Our new paper “Purely data-driven medium-range weather forecasting achieves comparable skill to physical models at similar resolution” is available now on arXiv: https://arxiv.org/abs/2008.08626
We show that with enough data, a deep-learning based model can actually compete and in some cases outperform established physical models (e.g., IFS forecasts for 210km resolution). We show how such models can be trained based on the WeatherBench data set, that they contain plausible learned structures, and also fare well for challenging fields such precipitation. At the same time, they illustrate that it will be very difficult to increase the performance only with the data that is currently available.

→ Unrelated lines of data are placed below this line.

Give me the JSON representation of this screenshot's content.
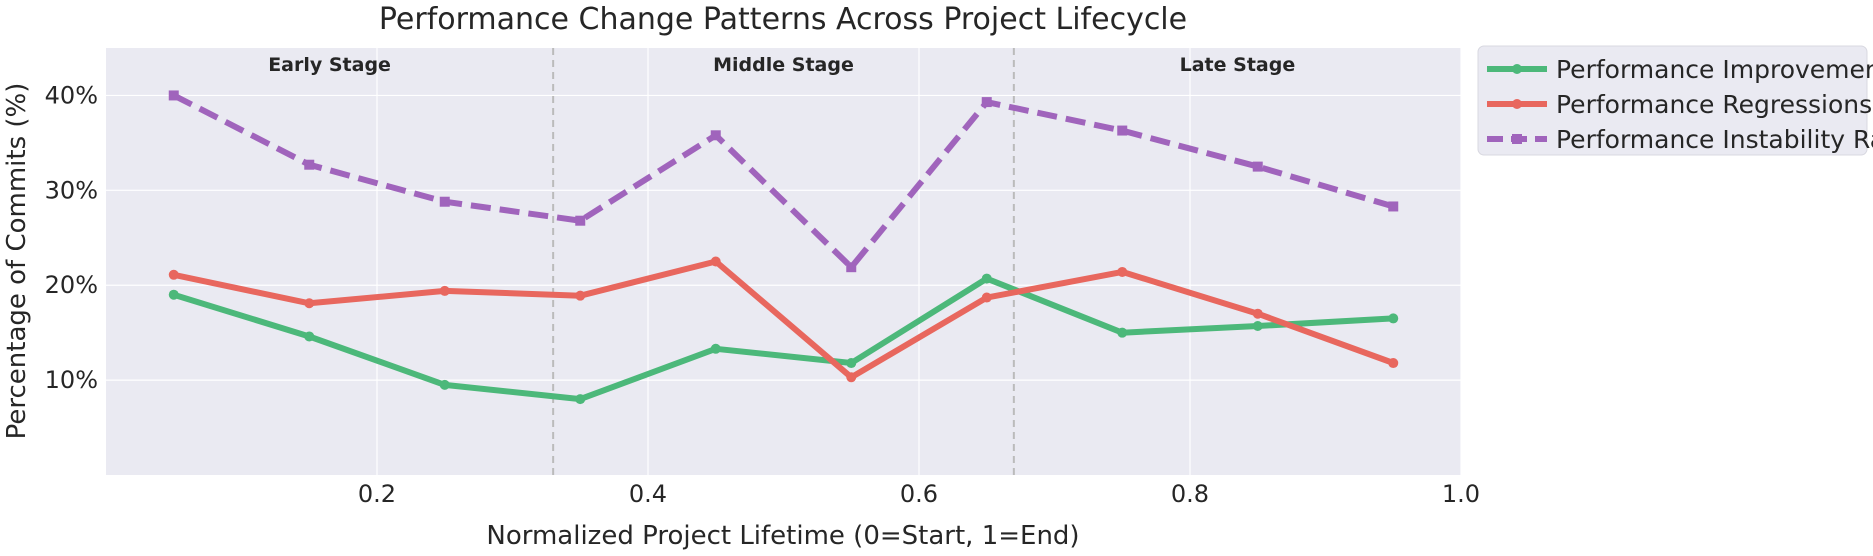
{
  "chart_data": {
    "type": "line",
    "title": "Performance Change Patterns Across Project Lifecycle",
    "xlabel": "Normalized Project Lifetime (0=Start, 1=End)",
    "ylabel": "Percentage of Commits (%)",
    "xlim": [
      0.0,
      1.0
    ],
    "ylim": [
      0,
      45
    ],
    "x_ticks": [
      0.2,
      0.4,
      0.6,
      0.8,
      1.0
    ],
    "x_tick_labels": [
      "0.2",
      "0.4",
      "0.6",
      "0.8",
      "1.0"
    ],
    "y_ticks": [
      10,
      20,
      30,
      40
    ],
    "y_tick_labels": [
      "10%",
      "20%",
      "30%",
      "40%"
    ],
    "grid": true,
    "legend_position": "outside right, top",
    "x": [
      0.05,
      0.15,
      0.25,
      0.35,
      0.45,
      0.55,
      0.65,
      0.75,
      0.85,
      0.95
    ],
    "series": [
      {
        "name": "Performance Improvements",
        "color": "#4cb87a",
        "style": "solid",
        "marker": "circle",
        "values": [
          19.0,
          14.6,
          9.5,
          8.0,
          13.3,
          11.8,
          20.7,
          15.0,
          15.7,
          16.5
        ]
      },
      {
        "name": "Performance Regressions",
        "color": "#e8675e",
        "style": "solid",
        "marker": "circle",
        "values": [
          21.1,
          18.1,
          19.4,
          18.9,
          22.5,
          10.3,
          18.7,
          21.4,
          17.0,
          11.8
        ]
      },
      {
        "name": "Performance Instability Rate",
        "color": "#a064bc",
        "style": "dashed",
        "marker": "square",
        "values": [
          40.0,
          32.7,
          28.8,
          26.8,
          35.8,
          21.9,
          39.3,
          36.3,
          32.5,
          28.3
        ]
      }
    ],
    "stage_dividers": [
      0.33,
      0.67
    ],
    "stages": [
      {
        "label": "Early Stage",
        "x": 0.165
      },
      {
        "label": "Middle Stage",
        "x": 0.5
      },
      {
        "label": "Late Stage",
        "x": 0.835
      }
    ]
  },
  "colors": {
    "plot_background": "#eaeaf2",
    "grid": "#ffffff",
    "divider": "#bbbbbb",
    "text": "#262626"
  }
}
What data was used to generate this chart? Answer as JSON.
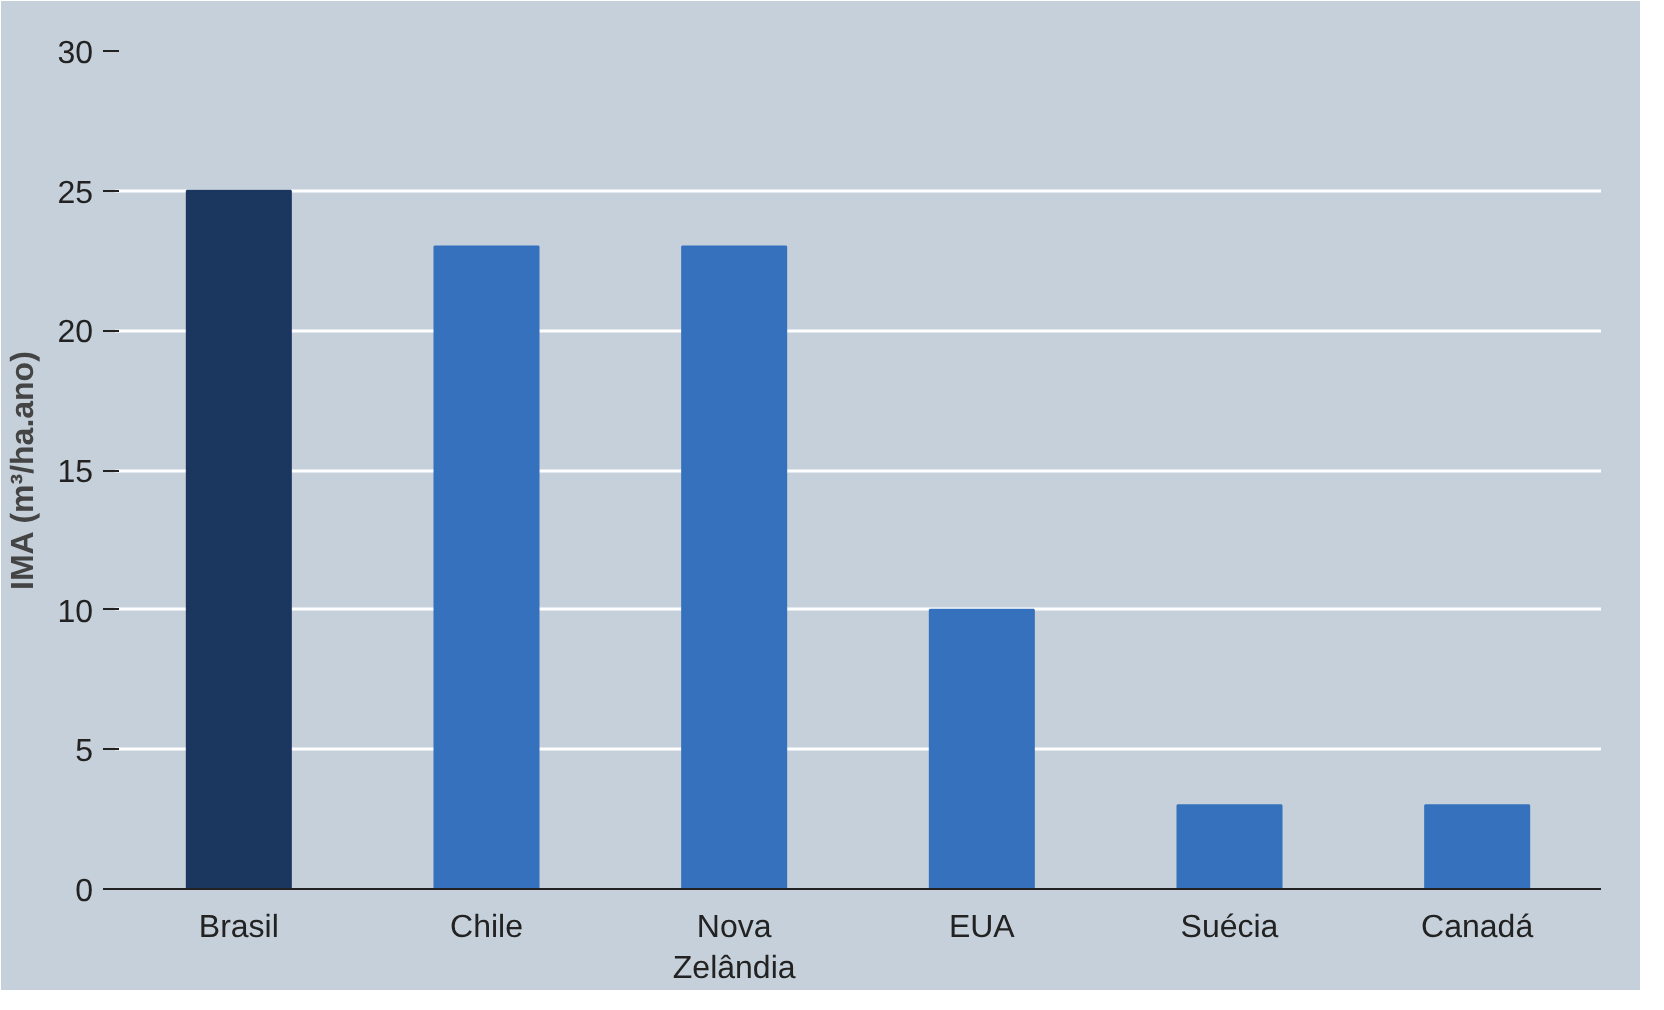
{
  "chart_data": {
    "type": "bar",
    "ylabel": "IMA (m³/ha.ano)",
    "categories": [
      "Brasil",
      "Chile",
      "Nova Zelândia",
      "EUA",
      "Suécia",
      "Canadá"
    ],
    "values": [
      25,
      23,
      23,
      10,
      3,
      3
    ],
    "colors": [
      "#1b365f",
      "#3571bd",
      "#3571bd",
      "#3571bd",
      "#3571bd",
      "#3571bd"
    ],
    "ylim": [
      0,
      30
    ],
    "yticks": [
      0,
      5,
      10,
      15,
      20,
      25,
      30
    ],
    "grid": "y"
  }
}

Full abstract: Numerical weather prediction has traditionally been based on physical models of the atmosphere. Recently, however, the rise of deep learning has created increased interest in purely data-driven medium-range weather forecasting with first studies exploring the feasibility of such an approach. Here, we train a significantly larger model than in previous studies to predict geopotential, temperature and precipitation up to 5 days ahead and achieve comparable skill to a physical model run at similar horizontal resolution. Crucially, we pretrain our models on historical climate model output before fine-tuning them on the reanalysis data. We also analyze how the neural network creates its predictions and find that, with some exceptions, it is compatible with physical reasoning. Our results indicate that, given enough training data, data-driven models can compete with physical models. At the same time, there is likely not enough data to scale this approach to the resolutions of current operational models.